A new option to alleviate severe depression symptoms that are not responding to traditional treatment can now be obtained during a series of one-hour doctor visits – even over the lunch hour – using a wand and an easy chair.

It may sound a bit like a scene from a fairy tale, but the science is real. Known as transcranial magnetic stimulation (TMS), the treatment uses magnetic pulses to target areas of the brain in people suffering from persistent symptoms of depression, despite available medications.

“Many people with more severe depression do not receive adequate relief from medications alone,” says Dr. Arielle Stanford, Director of the  Program in Brain Stimulation in the Department of Psychiatry at Brigham and Women’s Hospital (BWH). “TMS is a non-invasive and non-pharmacological treatment to relieve symptoms with minimal side effects. It’s the latest FDA-approved treatment in brain stimulation for psychiatric conditions, an exciting area in the field of psychiatry.”

TMS uses a coil wand placed on the surface of the head to deliver magnetic pulses to areas of the brain associated with depressive symptoms.  “We know that depression is linked to decreased activity in the pre-frontal cortex of the brain,” says Dr. Stanford. “By stimulating that area of the brain with these high-frequency magnetic pulses, we can help alleviate depression in a way that can be difficult to achieve with medication alone.”

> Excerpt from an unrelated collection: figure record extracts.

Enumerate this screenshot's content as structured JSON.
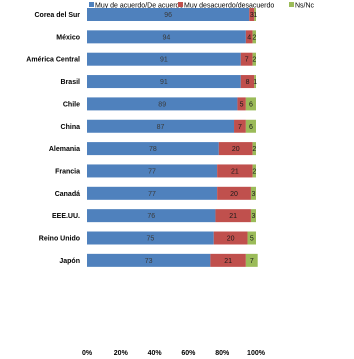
{
  "chart_data": {
    "type": "bar",
    "orientation": "horizontal",
    "stacked": true,
    "categories": [
      "Corea del Sur",
      "México",
      "América Central",
      "Brasil",
      "Chile",
      "China",
      "Alemania",
      "Francia",
      "Canadá",
      "EEE.UU.",
      "Reino Unido",
      "Japón"
    ],
    "series": [
      {
        "name": "Muy de acuerdo/De acuerdo",
        "color": "#4F81BD",
        "values": [
          96,
          94,
          91,
          91,
          89,
          87,
          78,
          77,
          77,
          76,
          75,
          73
        ]
      },
      {
        "name": "Muy desacuerdo/desacuerdo",
        "color": "#C0504D",
        "values": [
          3,
          4,
          7,
          8,
          5,
          7,
          20,
          21,
          20,
          21,
          20,
          21
        ]
      },
      {
        "name": "Ns/Nc",
        "color": "#9BBB59",
        "values": [
          1,
          2,
          2,
          1,
          6,
          6,
          2,
          2,
          3,
          3,
          5,
          7
        ]
      }
    ],
    "xlim": [
      0,
      100
    ],
    "x_ticks": [
      "0%",
      "20%",
      "40%",
      "60%",
      "80%",
      "100%"
    ],
    "legend_position": "top",
    "grid": false
  }
}
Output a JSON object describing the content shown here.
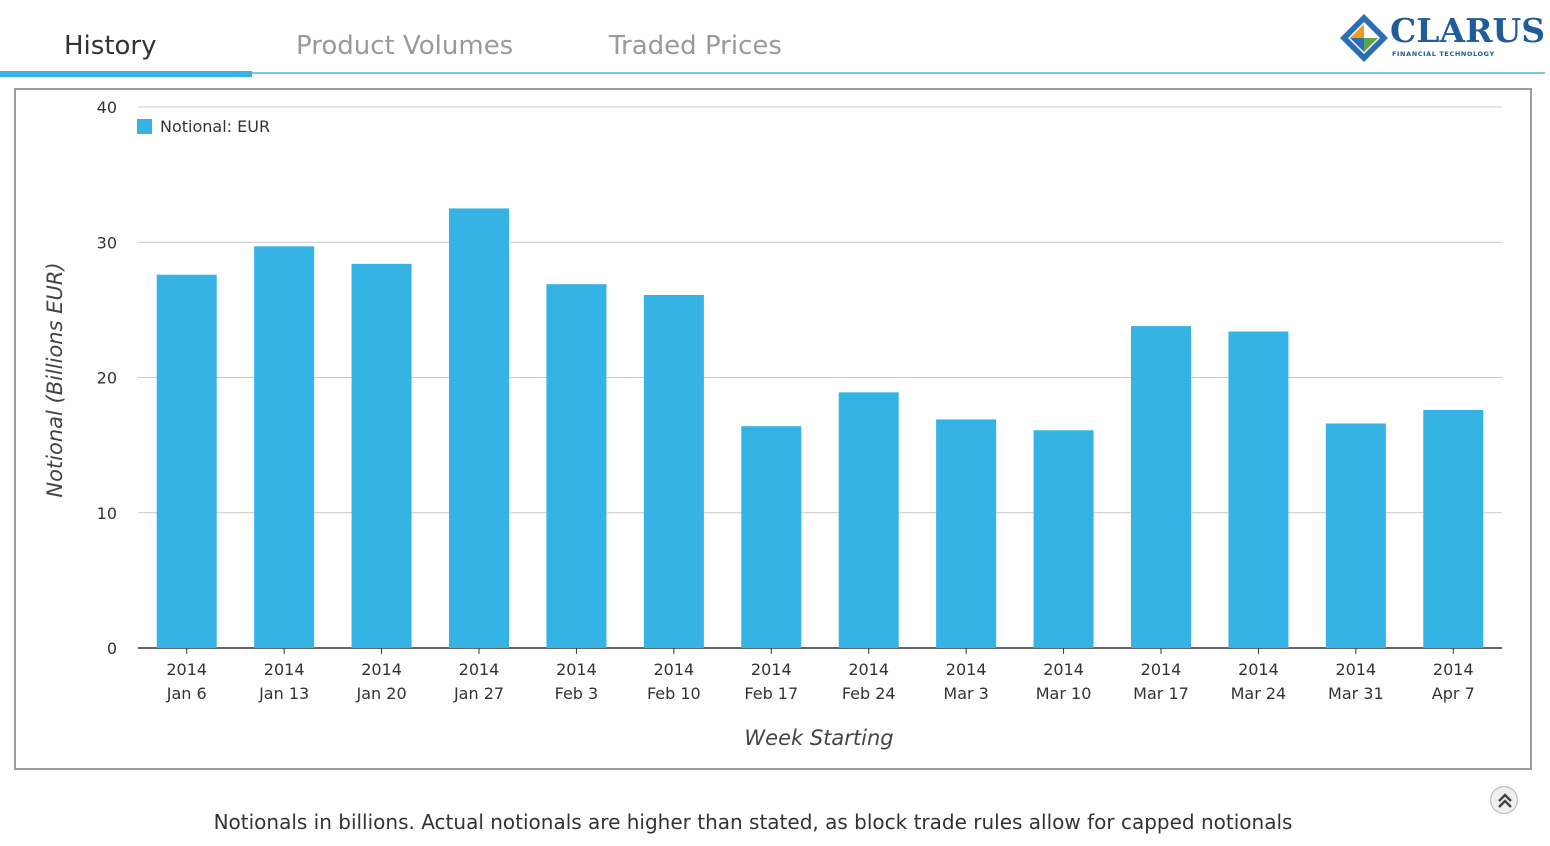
{
  "tabs": [
    {
      "label": "History",
      "active": true
    },
    {
      "label": "Product Volumes",
      "active": false
    },
    {
      "label": "Traded Prices",
      "active": false
    }
  ],
  "logo": {
    "name": "CLARUS",
    "tagline": "FINANCIAL TECHNOLOGY",
    "colors": [
      "#2a6fb5",
      "#f29a1d",
      "#5aa54c"
    ]
  },
  "chart_data": {
    "type": "bar",
    "categories": [
      [
        "2014",
        "Jan 6"
      ],
      [
        "2014",
        "Jan 13"
      ],
      [
        "2014",
        "Jan 20"
      ],
      [
        "2014",
        "Jan 27"
      ],
      [
        "2014",
        "Feb 3"
      ],
      [
        "2014",
        "Feb 10"
      ],
      [
        "2014",
        "Feb 17"
      ],
      [
        "2014",
        "Feb 24"
      ],
      [
        "2014",
        "Mar 3"
      ],
      [
        "2014",
        "Mar 10"
      ],
      [
        "2014",
        "Mar 17"
      ],
      [
        "2014",
        "Mar 24"
      ],
      [
        "2014",
        "Mar 31"
      ],
      [
        "2014",
        "Apr 7"
      ]
    ],
    "series": [
      {
        "name": "Notional: EUR",
        "color": "#34b3e4",
        "values": [
          27.6,
          29.7,
          28.4,
          32.5,
          26.9,
          26.1,
          16.4,
          18.9,
          16.9,
          16.1,
          23.8,
          23.4,
          16.6,
          17.6
        ]
      }
    ],
    "title": "",
    "xlabel": "Week Starting",
    "ylabel": "Notional (Billions EUR)",
    "ylim": [
      0,
      40
    ],
    "yticks": [
      0,
      10,
      20,
      30,
      40
    ],
    "grid": true,
    "legend": "top-left"
  },
  "footer": {
    "note": "Notionals in billions. Actual notionals are higher than stated, as block trade rules allow for capped notionals",
    "scroll_top_icon": "double-chevron-up-icon"
  }
}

TMS treatment takes about 60 minutes and is provided five times per week, over a period of six weeks. No sedation or anesthesia is required, and there are no long-term side effects after treatment. After a TMS session, patients can immediately return to work or other regular activities. During active TMS treatment, patients may experience some tingling or tapping sensations on the scalp, though Dr. Stanford notes that most patients do not find TMS treatment uncomfortable. After the TMS series is complete, patients begin taking a new antidepressant medication to maintain their response.

TMS is approved for use in people who experience episodes of depression despite taking medications available for the treatment of depression.